Hayhurst, who famously slept on an air mattress on the floor of his grandmother’s spare room in the offseason because he simply couldn’t afford anything else, notes the biggest problem with the painfully low wages and extreme physical and psychological demands of being a minor leaguer: no one wants to hear you complain about it:

Being a minor league player is a brutal experience—a brutal experience you, dear minor league player, can never speak of. If you ever decide to tell the general public of your disgust with professional baseball, that it’s paying you in stale beer and day-old hot dogs for the honor of playing among its chosen immortals, expect your words to echo off into the endless vacuum . . . at its lowest levels, professional baseball is exploitation. It has been for years—decades.
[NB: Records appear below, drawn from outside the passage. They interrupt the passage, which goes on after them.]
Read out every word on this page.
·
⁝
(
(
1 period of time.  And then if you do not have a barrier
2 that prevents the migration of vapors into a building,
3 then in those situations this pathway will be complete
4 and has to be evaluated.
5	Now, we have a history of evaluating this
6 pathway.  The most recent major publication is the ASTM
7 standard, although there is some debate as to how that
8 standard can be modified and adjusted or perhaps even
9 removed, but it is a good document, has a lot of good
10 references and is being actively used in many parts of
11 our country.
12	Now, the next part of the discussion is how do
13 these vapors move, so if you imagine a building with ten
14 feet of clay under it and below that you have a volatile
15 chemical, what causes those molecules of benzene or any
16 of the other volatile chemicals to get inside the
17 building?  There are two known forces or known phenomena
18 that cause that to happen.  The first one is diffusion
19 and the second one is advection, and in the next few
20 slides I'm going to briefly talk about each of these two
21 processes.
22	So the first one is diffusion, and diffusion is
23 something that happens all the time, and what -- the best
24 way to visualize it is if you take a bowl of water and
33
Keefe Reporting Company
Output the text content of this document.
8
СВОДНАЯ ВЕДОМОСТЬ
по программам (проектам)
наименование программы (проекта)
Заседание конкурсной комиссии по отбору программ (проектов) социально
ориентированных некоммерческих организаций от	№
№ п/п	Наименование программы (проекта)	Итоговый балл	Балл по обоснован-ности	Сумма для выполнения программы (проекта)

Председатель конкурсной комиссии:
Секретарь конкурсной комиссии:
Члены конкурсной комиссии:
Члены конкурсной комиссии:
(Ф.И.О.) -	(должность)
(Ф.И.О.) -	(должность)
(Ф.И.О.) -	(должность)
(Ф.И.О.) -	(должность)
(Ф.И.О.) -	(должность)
So long, in fact, that it has become a victim of its own belief system: that a player must sacrifice and succumb to unfair treatment as part of “chasing the dream.”

You can look no further than the news of the past couple of months for evidence of this. Specifically, the reaction to a lawsuit filed over unfair labor practices filed by several former minor leaguers back in March. A suit which quite accurately notes that most minor leaguers earn less than $7,500 for an entire season -- well below minimum wage -- and are required to work mandatory overtime. A suit which notes that, though players are only paid during the season, they are required to perform duties such as training, meetings and the like all year long, making finding paying jobs in the offseason difficult. Most of the people I saw responding to that gave a yawn at best and chastised the players for being ungrateful at the opportunities they’ve been given at worst. Very few people actually considered what it might be like to spend several years trying to scrape by like that.

And, yes, playing professional baseball is a great opportunity. But it doesn’t mean that there aren’t real problems with how minor leaguers are treated and compensated. Hayhurst is probably the person in the best position to point this out, and his words on it are well worth your time.